Le Conseil constitutionnel, dans sa décision n° 2020-808 DC du treize novembre deux mille vingt, examine la loi autorisant la prorogation de l’état d’urgence sanitaire sur le territoire.
Plusieurs membres de la représentation nationale contestent la constitutionnalité de cette extension en invoquant des atteintes disproportionnées à la liberté d’aller et de venir des citoyens français.
Les requérants dénoncent également l’atteinte au respect de la vie privée résultant du traitement des données médicales et l’imprécision des habilitations législatives consenties au Gouvernement par le texte.
Le problème de droit concerne la conciliation entre l’objectif de valeur constitutionnelle de protection de la santé et l’exercice des libertés fondamentales garanties par la Constitution de la République.
Le juge valide l’essentiel du texte en soulignant que l’appréciation du législateur sur la catastrophe sanitaire n’est pas manifestement inadéquate au regard des connaissances scientifiques et techniques actuelles.
Cette jurisprudence confirme la légitimité d’un régime d’exception temporaire tout en soumettant les outils techniques de gestion de crise à un contrôle de proportionnalité particulièrement rigoureux.
**I. La validation du maintien d’un régime sanitaire d’exception**
**A. La reconnaissance souveraine de l’état de catastrophe sanitaire**
Le juge souligne que la Nation « garantit à tous … la protection de la santé » selon le Préambule de la Constitution de mil neuf cent quarante-six.
Le Conseil constitutionnel précise qu’il ne dispose pas d’un pouvoir général d’appréciation de même nature que celui du Parlement pour définir l’opportunité des mesures sanitaires exceptionnelles.
Il considère donc que le législateur a pu légitimement estimer que l’épidémie met en péril, par sa nature et sa gravité, la santé de l’ensemble de la population française.
Dès lors, la prorogation du dispositif exceptionnel jusqu’au seize février deux mille vingt-et-un répond à la dynamique de propagation du virus constatée durant la période hivernale sur le territoire.
**B. La soumission des mesures à un contrôle de proportionnalité strict**
Les mesures prises durant l’état d’urgence sanitaire doivent être « strictement proportionnées aux risques sanitaires encourus et appropriées aux circonstances de temps et de lieu » concernées par la crise.
Le juge constitutionnel confie ainsi aux juridictions administratives et judiciaires la mission de vérifier que les restrictions demeurent adaptées à la finalité de santé publique effectivement poursuivie par l’État.
Par ailleurs, la loi prévoit qu’il soit mis fin à ce régime par décret en conseil des ministres dès que la situation épidémiologique locale le permettrait de nouveau.
Ce cadre juridique assure que les atteintes aux libertés individuelles ne se prolongent pas au-delà du terme fixé par le législateur sans nécessité sanitaire dûment établie et constatée.
La validation de ce cadre temporaire de gestion de crise s’accompagne toutefois d’un encadrement strict des outils opérationnels et des habilitations juridiques nécessaires à son application administrative effective.
**II. L’encadrement des modalités techniques et juridiques de gestion de crise**
**A. La protection renforcée des données personnelles de santé**
La collecte et le traitement de données médicales doivent être justifiés par un motif d’intérêt général et mis en œuvre de manière adéquate aux objectifs sanitaires de la Nation.

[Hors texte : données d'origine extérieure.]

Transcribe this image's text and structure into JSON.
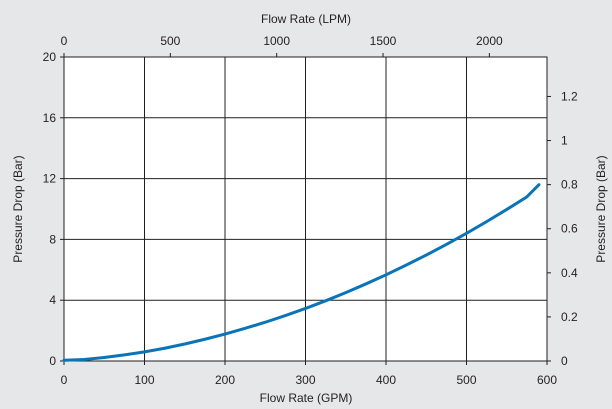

Le juge souligne qu’une « particulière vigilance doit être observée » lors de la détermination des modalités de conservation et de communication des informations relatives à la santé des personnes physiques.
Il valide le système d’information ad hoc sous réserve que la transmission de données aux organismes d’accompagnement social soit subordonnée au recueil préalable du consentement libre des intéressés.
Les professionnels de santé habilités n’accèdent qu’aux seules informations strictement nécessaires à l’identification des chaînes de contamination et à la réalisation des examens de dépistage virologique ou sérologique.
**B. Le contrôle des habilitations à légiférer par voie d’ordonnances**
L’article trente-huit de la Constitution autorise le Gouvernement à prendre par ordonnances des mesures relevant normalement du domaine de la loi pour l’exécution de son programme de gestion.
Le juge estime que le législateur a suffisamment précisé le domaine d’intervention et les finalités des mesures tendant à remédier aux conséquences de la crise épidémique de la covid-dix-neuf.
En renvoyant à des dispositions législatives antérieures claires, le texte ne méconnaît pas les exigences de clarté et de sincérité qui s’imposent lors du débat parlementaire devant les assemblées.
Enfin, le Conseil constitutionnel pourra ultérieurement censurer d’éventuelles ordonnances contraires aux principes fondamentaux après leur publication ou lors de l’examen de leur loi de ratification par les chambres.